Friday 15 November 2013

Album review: LAURA VEIRS - Warp & Weft

Highlights: Sun Song, America, Shape Shifter, That Alice

There is one particular moment on Laura Veirs’s new album that makes you realise you’re in the right place. It comes at the beginning of “That Alice”, after the classy initial blast of tastefully distorted guitars: Laura sings “Born in Detroit…”, and all the flaws and shortcomings can easily be forgotten. From start to finish, the song (a tribute to Alice Coltrane, jazz pianist and John Coltrane's second wife) is power-pop heaven at its most memorable and anthemic.  

While Laura Veirs is all charms (she sounds that and she looks that), there is undeniable gutsiness, drive to her songs. Laura's songwriting is countrified, has some folk music influences, as well as a great deal of power pop sweetness. What’s lacking is some sort of mystery (read 'personality') that Neko Case (a good reference point; she also guests as a backing vocalist on a few of these songs) has in spades. And that is the reason why The Worse Things Get… is a triumph, and Warp & Weft is merely a very good album.
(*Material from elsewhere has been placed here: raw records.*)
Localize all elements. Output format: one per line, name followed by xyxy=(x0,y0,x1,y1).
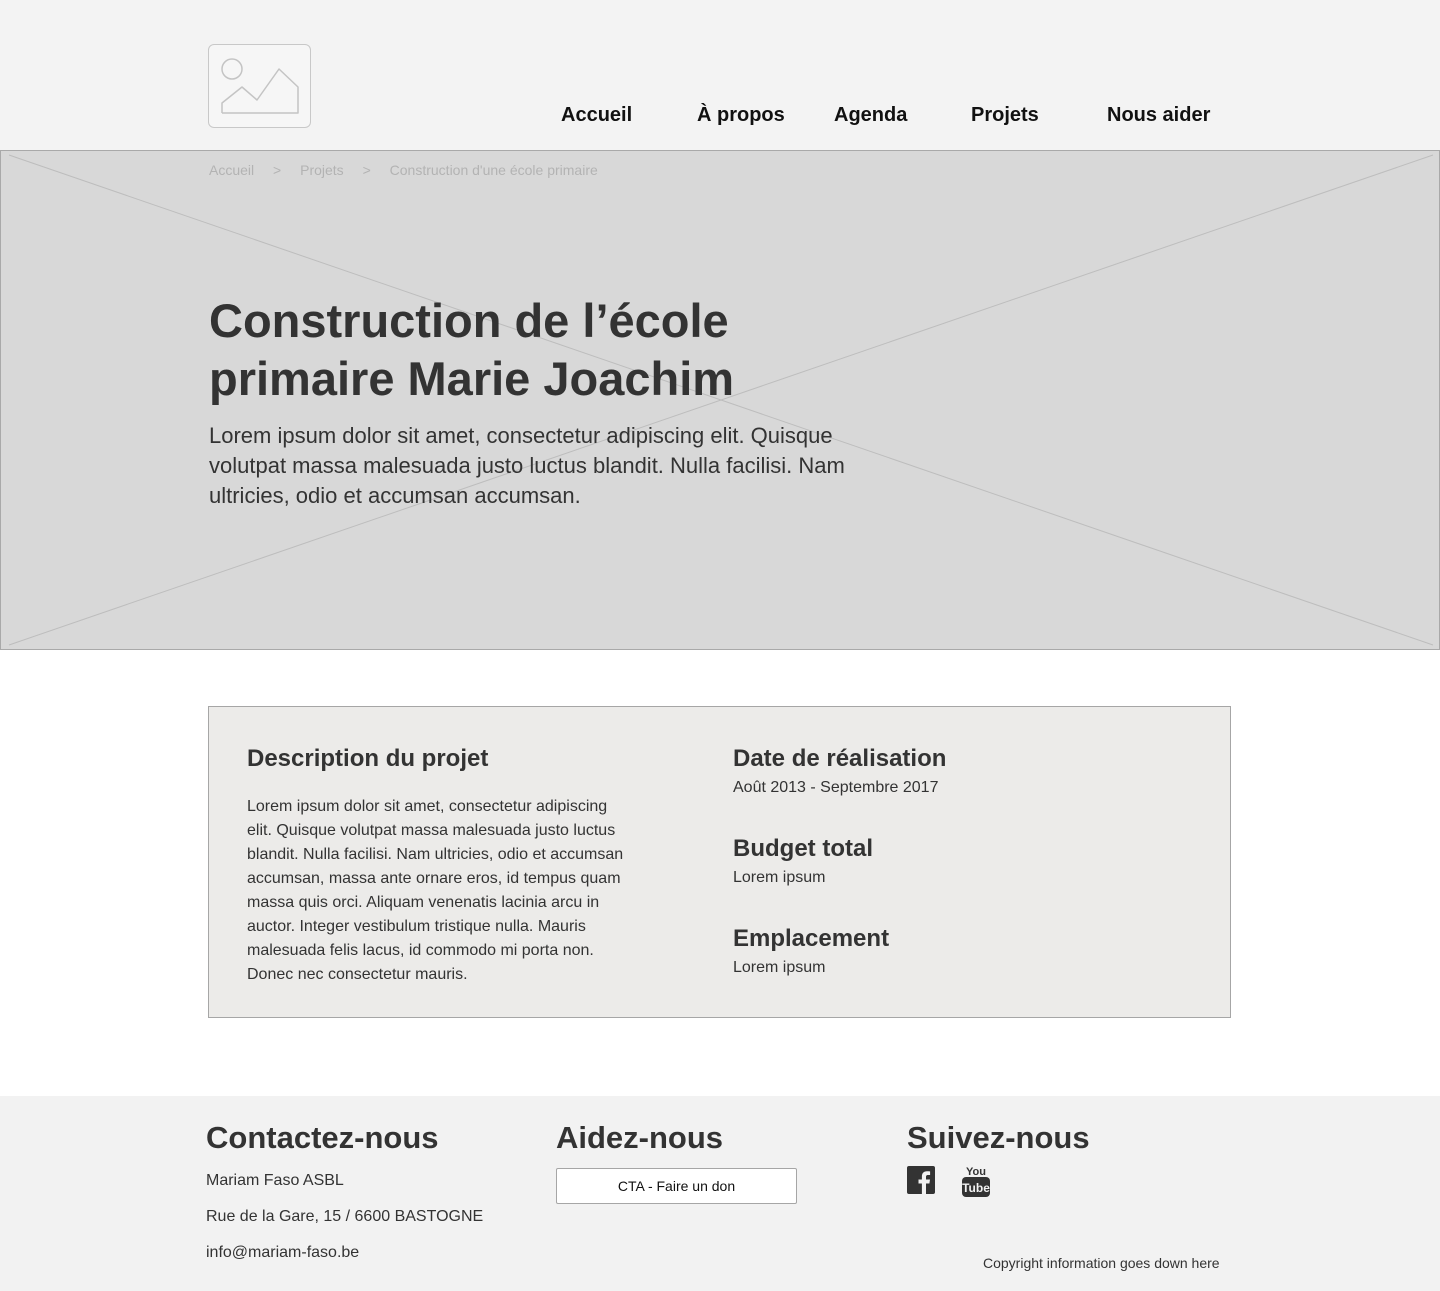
breadcrumb-separator: > xyxy=(273,162,282,178)
description-text: Lorem ipsum dolor sit amet, consectetur … xyxy=(247,798,624,983)
youtube-text-top: You xyxy=(966,1166,986,1178)
nav-item-accueil[interactable]: Accueil xyxy=(561,104,632,127)
site-footer: Contactez-nous Mariam Faso ASBL Rue de l… xyxy=(0,1096,1440,1291)
hero-lead: Lorem ipsum dolor sit amet, consectetur … xyxy=(209,423,845,508)
nav-item-a-propos[interactable]: À propos xyxy=(697,104,785,127)
donate-button[interactable]: CTA - Faire un don xyxy=(556,1168,797,1204)
budget-value: Lorem ipsum xyxy=(733,869,826,886)
copyright-text: Copyright information goes down here xyxy=(983,1255,1220,1271)
facebook-icon[interactable] xyxy=(907,1166,935,1199)
site-header: Accueil À propos Agenda Projets Nous aid… xyxy=(0,0,1440,150)
contact-heading: Contactez-nous xyxy=(206,1120,439,1155)
youtube-text-bottom: Tube xyxy=(962,1181,990,1195)
contact-name: Mariam Faso ASBL xyxy=(206,1172,344,1189)
breadcrumb-separator: > xyxy=(362,162,371,178)
nav-item-projets[interactable]: Projets xyxy=(971,104,1039,127)
youtube-icon[interactable]: You Tube xyxy=(962,1164,990,1203)
description-heading: Description du projet xyxy=(247,745,489,772)
breadcrumb-item-projets[interactable]: Projets xyxy=(300,162,344,178)
contact-address: Rue de la Gare, 15 / 6600 BASTOGNE xyxy=(206,1208,484,1225)
date-value: Août 2013 - Septembre 2017 xyxy=(733,779,939,796)
help-heading: Aidez-nous xyxy=(556,1120,724,1155)
location-value: Lorem ipsum xyxy=(733,959,826,976)
breadcrumb-item-accueil[interactable]: Accueil xyxy=(209,162,254,178)
date-heading: Date de réalisation xyxy=(733,745,947,772)
breadcrumb-item-current: Construction d'une école primaire xyxy=(389,162,598,178)
page-title: Construction de l’école primaire Marie J… xyxy=(209,294,735,405)
contact-email[interactable]: info@mariam-faso.be xyxy=(206,1244,359,1262)
nav-item-agenda[interactable]: Agenda xyxy=(834,104,907,127)
project-info-box: Description du projet Lorem ipsum dolor … xyxy=(208,706,1231,1018)
budget-heading: Budget total xyxy=(733,835,873,862)
nav-item-nous-aider[interactable]: Nous aider xyxy=(1107,104,1210,127)
logo[interactable] xyxy=(208,44,311,128)
hero-banner: Accueil > Projets > Construction d'une é… xyxy=(0,150,1440,650)
breadcrumb: Accueil > Projets > Construction d'une é… xyxy=(209,162,598,178)
image-placeholder-icon xyxy=(221,58,299,114)
location-heading: Emplacement xyxy=(733,925,890,952)
follow-heading: Suivez-nous xyxy=(907,1120,1090,1155)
But very good is nothing to be ashamed of – especially when you open your album with a beautiful and wistful track like “Sun Song” and proceed with a lovely, unpretentious anthem called “America” (no less). There’s not an ounce of originality here, and I’m sure I’ve heard that particular female voice a million times already, but the thoughtfully lush production and genuinely good songs (some of which are more immediate, some are less – but all are winners) is what counts.  

Well, if you are going to listen to albums that aren’t and will never be classics – it’d better be albums like Warp & Weft.